Mestler Üzerine Mesh Etmek ile İlgili Hadisler

Mest üzerine mesh yapılır mı? Abdest alırken mestler üzerine mesh etmek ile ilgili hadisler…

Urve bin Muğira bin Şu’be radıyallahu anh’dan rivâyete göre, şöyle demiştir:

MESTLER ÜZERİNE MESH ETMEK İLE İLGİLİ HADİSLER

Tebük seferinde Peygamber sallallahu aleyhi ve sellem ve ben şafaktan önce yoldan kenara çıktık. Onunla ben de yoldan kenara çıktım. Peygamber sallallahu aleyhi ve sellem devesini çökertti, abdest bozup geldi. Su kabından eline su döktüm. Ellerini, sonra yüzünü yıkadı. Kollarını sıvadı. Cübbesinin yenleri dar olduğu için elini içeri çekip cübbenin altından kollarını çıkardı. Dirseklerine kadar her ikisini de yıkadı. Sonra başına ve mestleri üzerine mesih edip devesine bindi. Döndük yürüyorduk, cemaatı namaz kılarken bulduk.

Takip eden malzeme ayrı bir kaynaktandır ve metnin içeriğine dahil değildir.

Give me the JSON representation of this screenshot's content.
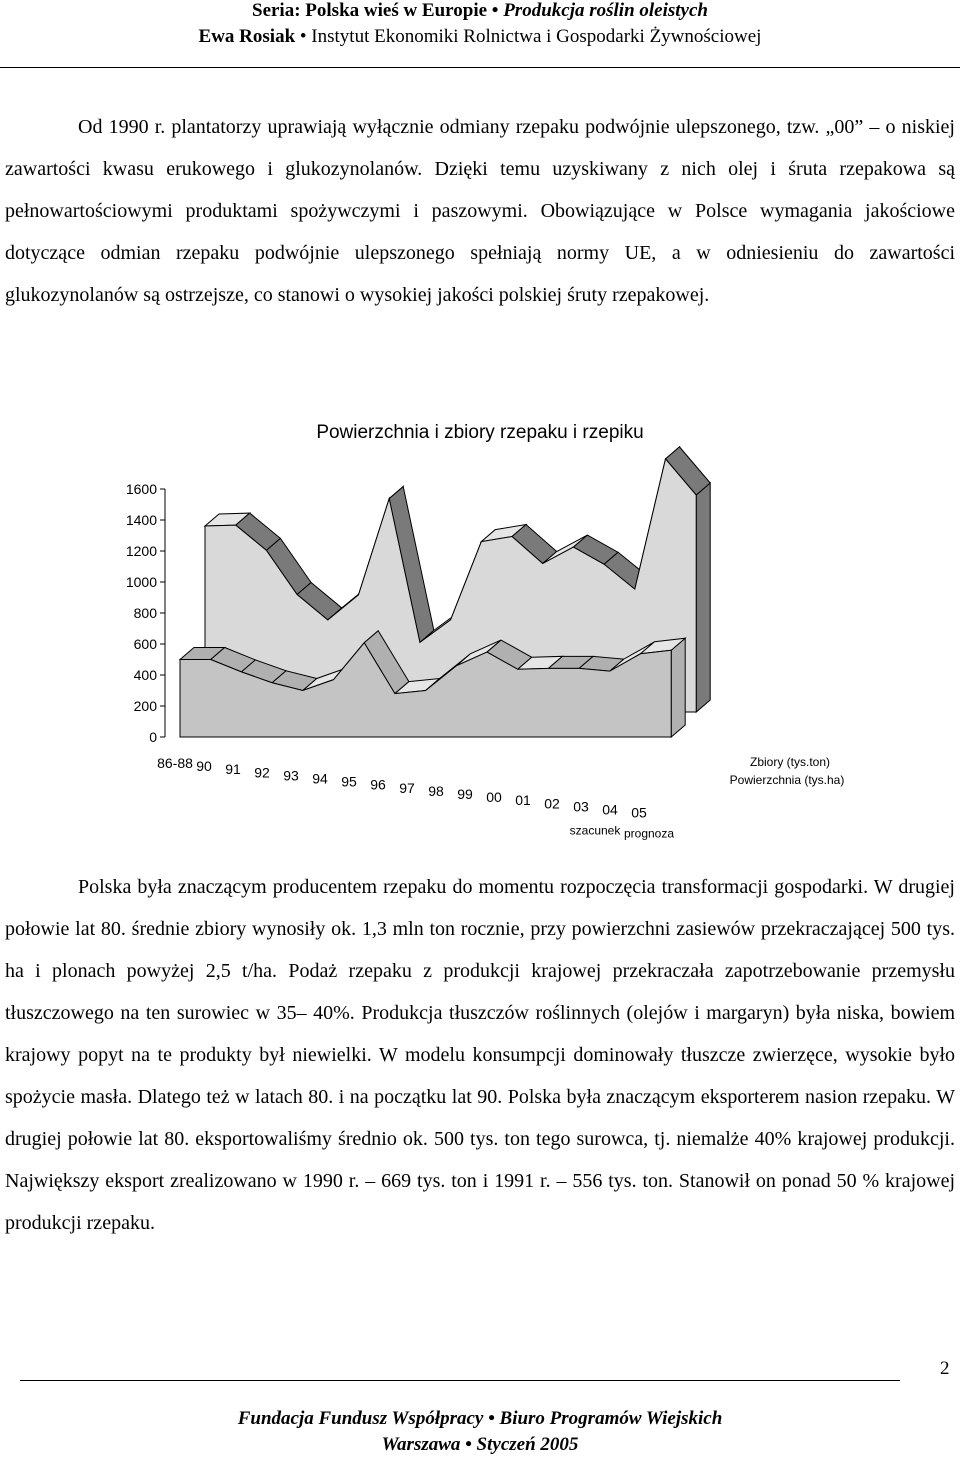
{
  "header": {
    "series_label": "Seria: Polska wieś w Europie",
    "series_title": "Produkcja roślin oleistych",
    "author": "Ewa Rosiak",
    "institute": "Instytut Ekonomiki Rolnictwa i Gospodarki Żywnościowej"
  },
  "paragraphs": [
    "Od 1990 r. plantatorzy uprawiają wyłącznie odmiany rzepaku podwójnie ulepszonego, tzw. „00” – o niskiej zawartości kwasu erukowego i glukozynolanów. Dzięki temu uzyskiwany z nich olej i śruta rzepakowa są pełnowartościowymi produktami spożywczymi i paszowymi. Obowiązujące w Polsce wymagania jakościowe dotyczące odmian rzepaku podwójnie ulepszonego spełniają normy UE, a w odniesieniu do zawartości glukozynolanów są ostrzejsze, co stanowi o wysokiej jakości polskiej śruty rzepakowej.",
    "Polska była znaczącym producentem rzepaku do momentu rozpoczęcia transformacji gospodarki. W drugiej połowie lat 80. średnie zbiory wynosiły ok. 1,3 mln ton rocznie, przy powierzchni zasiewów przekraczającej 500 tys. ha i plonach powyżej 2,5 t/ha. Podaż rzepaku z produkcji krajowej przekraczała zapotrzebowanie przemysłu tłuszczowego na ten surowiec w 35– 40%. Produkcja tłuszczów roślinnych (olejów i margaryn) była niska, bowiem krajowy popyt na te produkty był niewielki. W modelu konsumpcji dominowały tłuszcze zwierzęce, wysokie było spożycie masła. Dlatego też w latach 80. i na początku lat 90. Polska była znaczącym eksporterem nasion rzepaku. W drugiej połowie lat 80. eksportowaliśmy średnio ok. 500 tys. ton tego surowca, tj. niemalże 40% krajowej produkcji. Największy eksport zrealizowano w 1990 r. – 669 tys. ton i 1991 r. – 556 tys. ton. Stanowił on ponad 50 % krajowej produkcji rzepaku."
  ],
  "chart_data": {
    "type": "area3d",
    "title": "Powierzchnia i zbiory rzepaku i rzepiku",
    "categories": [
      "86-88",
      "90",
      "91",
      "92",
      "93",
      "94",
      "95",
      "96",
      "97",
      "98",
      "99",
      "00",
      "01",
      "02",
      "03",
      "04",
      "05"
    ],
    "category_notes": [
      null,
      null,
      null,
      null,
      null,
      null,
      null,
      null,
      null,
      null,
      null,
      null,
      null,
      null,
      null,
      "szacunek",
      "prognoza"
    ],
    "series": [
      {
        "name": "Zbiory (tys.ton)",
        "color": "#d9d9d9",
        "side_color": "#7a7a7a",
        "values": [
          1200,
          1206,
          1043,
          758,
          594,
          756,
          1377,
          449,
          595,
          1099,
          1132,
          958,
          1064,
          953,
          793,
          1633,
          1400
        ]
      },
      {
        "name": "Powierzchnia (tys.ha)",
        "color": "#c4c4c4",
        "side_color": "#b0b0b0",
        "values": [
          500,
          500,
          420,
          350,
          300,
          370,
          608,
          280,
          300,
          459,
          548,
          437,
          443,
          443,
          425,
          537,
          560
        ]
      }
    ],
    "ylim": [
      0,
      1600
    ],
    "yticks": [
      0,
      200,
      400,
      600,
      800,
      1000,
      1200,
      1400,
      1600
    ]
  },
  "page_number": "2",
  "footer": {
    "line1": "Fundacja Fundusz Współpracy • Biuro Programów Wiejskich",
    "line2": "Warszawa • Styczeń 2005"
  }
}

Abdürrahman bin Avf’ı imamlığa geçirmişler. O da vakti gelince namazı kıldırmış (Biz geldiğimizde) Abdürrahman onlara sabah namazının bir rekâtını kıldırmış bulduk. Peygamber sallallahu aleyhi ve sellem kalktı, Müslümanlarla safa durdu.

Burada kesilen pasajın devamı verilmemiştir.